Like it or not, Artificial Intelligence is here to stay.
According to Next Move Strategy Consulting, the Artificial Intelligence (AI) industry is currently worth almost US $100 billion dollars and is expected to continue growing strongly in the coming decade to nearly US $2 trillion dollars by 2030.
While some experts in the field have warned the technology could be used negatively for things like election rigging, new weapon systems or financial fraud, other companies are embracing the positive possibilities of AI.
Companies as diverse as Microsoft, Sydney University and Canva are all dabbling in Artificial Intelligence in a variety of different ways to improve their products, operations and customer service.
As an example, the popular Web-based design platform, Canva, announced a host of new AI tools in March, including Brand Hub, to help companies boost their brand awareness and visual identity.
The widespread implementation of AI is not without its downsides, of course.
A concern that is likely to spring up is AI taking over human jobs, with tech-giant, IBM reportedly pausing hiring in a plan to replace nearly 8,000 jobs with AI-based technology.
Not all companies are thriving, either.
The widely publicised downfall of Appen, the ASX-listed data company, whose valuation has dropped from $5b (2021) to just under $320m (19 May 2023), in just under 2 years, is one clear example.
All in all though, businesses seem to be thriving from implementing AI technology.
One such technology that has taken the world by storm, is AI chatbot, ChatGPT.
Since the launch of ChatGPT earlier this year, many companies have started utilising the AI chatbot to varying degrees.
Furniture retailer, Temple & Webster, even went as far as to introduce ChatGPT for all of its pre-sale product inquiry live chats, which serve 25% of all customer enquiries.
There’s even been competition between countries over AI innovations, from an economic (and potentially political) point of view.

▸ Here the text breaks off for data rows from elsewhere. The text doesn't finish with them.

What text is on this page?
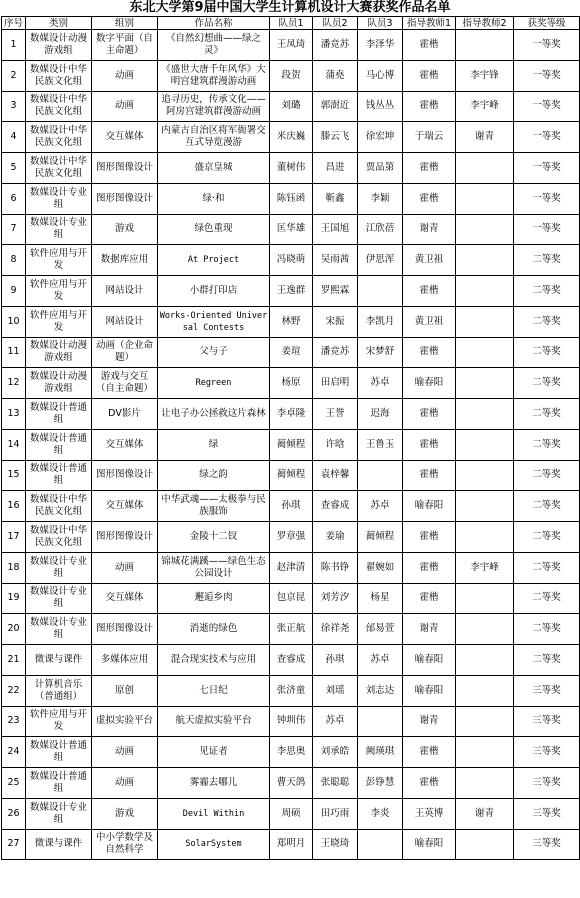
东北大学第9届中国大学生计算机设计大赛获奖作品名单
序号	类别	组别	作品名称	队员1	队员2	队员3	指导教师1	指导教师2	获奖等级
1	数媒设计动漫游戏组	数字平面（自主命题）	《自然幻想曲——绿之灵》	王凤琦	潘竞苏	李泽华	霍楷		一等奖
2	数媒设计中华民族文化组	动画	《盛世大唐千年风华》大明宫建筑群漫游动画	段贺	蒲堯	马心博	霍楷	李宇锋	一等奖
3	数媒设计中华民族文化组	动画	追寻历史，传承文化——阿房宫建筑群漫游动画	刘璐	郭澍近	钱丛丛	霍楷	李宇峰	一等奖
4	数媒设计中华民族文化组	交互媒体	内蒙古自治区将军衙署交互式导览漫游	米庆巍	滕云飞	徐宏坤	于瑞云	谢青	一等奖
5	数媒设计中华民族文化组	图形图像设计	盛京皇城	董树伟	昌进	贾品第	霍楷		一等奖
6	数媒设计专业组	图形图像设计	绿·和	陈钰函	靳鑫	李颖	霍楷		一等奖
7	数媒设计专业组	游戏	绿色重现	匡华雄	王国旭	江欣蓓	谢青		一等奖
8	软件应用与开发	数据库应用	At Project	冯晓萌	吴雨茜	伊思浑	黄卫祖		二等奖
9	软件应用与开发	网站设计	小群打印店	王逸群	罗熙霖		霍楷		二等奖
10	软件应用与开发	网站设计	Works-Oriented Universal Contests	林野	宋振	李凯月	黄卫祖		二等奖
11	数媒设计动漫游戏组	动画（企业命题）	父与子	姜瑄	潘竞苏	宋梦舒	霍楷		二等奖
12	数媒设计动漫游戏组	游戏与交互（自主命题）	Regreen	杨原	田启明	苏卓	喻春阳		二等奖
13	数媒设计普通组	DV影片	让电子办公拯救这片森林	李卓隆	王誉	迟海	霍楷		二等奖
14	数媒设计普通组	交互媒体	绿	蔺倾程	许晗	王鲁玉	霍楷		二等奖
15	数媒设计普通组	图形图像设计	绿之韵	蔺倾程	袁梓馨		霍楷		二等奖
16	数媒设计中华民族文化组	交互媒体	中华武魂——太极拳与民族服饰	孙琪	查睿成	苏卓	喻春阳		二等奖
17	数媒设计中华民族文化组	图形图像设计	金陵十二钗	罗章强	姜瑜	蔺倾程	霍楷		二等奖
18	数媒设计专业组	动画	锦城花满蹊——绿色生态公园设计	赵津清	陈书铮	翟婉如	霍楷	李宇峰	二等奖
19	数媒设计专业组	交互媒体	邂逅乡肉	包京昆	刘芳汐	杨星	霍楷		二等奖
20	数媒设计专业组	图形图像设计	消逝的绿色	张正航	徐祥尧	邰易萱	谢青		二等奖
21	微课与课件	多媒体应用	混合现实技术与应用	查睿成	孙琪	苏卓	喻春阳		二等奖
22	计算机音乐（普通组）	原创	七日纪	张济童	刘瑶	刘志达	喻春阳		三等奖
23	软件应用与开发	虚拟实验平台	航天虚拟实验平台	钟圳伟	苏卓		谢青		三等奖
24	数媒设计普通组	动画	见证者	李思奥	刘承皓	阙瑛琪	霍楷		三等奖
25	数媒设计普通组	动画	雾霾去哪儿	曹天鸽	张聪聪	彭铮慧	霍楷		三等奖
26	数媒设计专业组	游戏	Devil Within	周硕	田巧雨	李炎	王英博	谢青	三等奖
27	微课与课件	中小学数学及自然科学	SolarSystem	郑明月	王晓琦		喻春阳		三等奖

We reported last month that the U.S. and China are currently the top 2 investors in AI technology, with the U.S. Defense Department reportedly spending US$1.5 billion over five years on AI.
Most recently, China has even banned U.S. chipmaker, Micron Technology, from selling certain products in their country, after a formal review found there were cybersecurity issues.
As the technology improves and companies all over the world continue to adopt it, AI is on an upward trend.
Past performance is not a reliable indicator of future performance.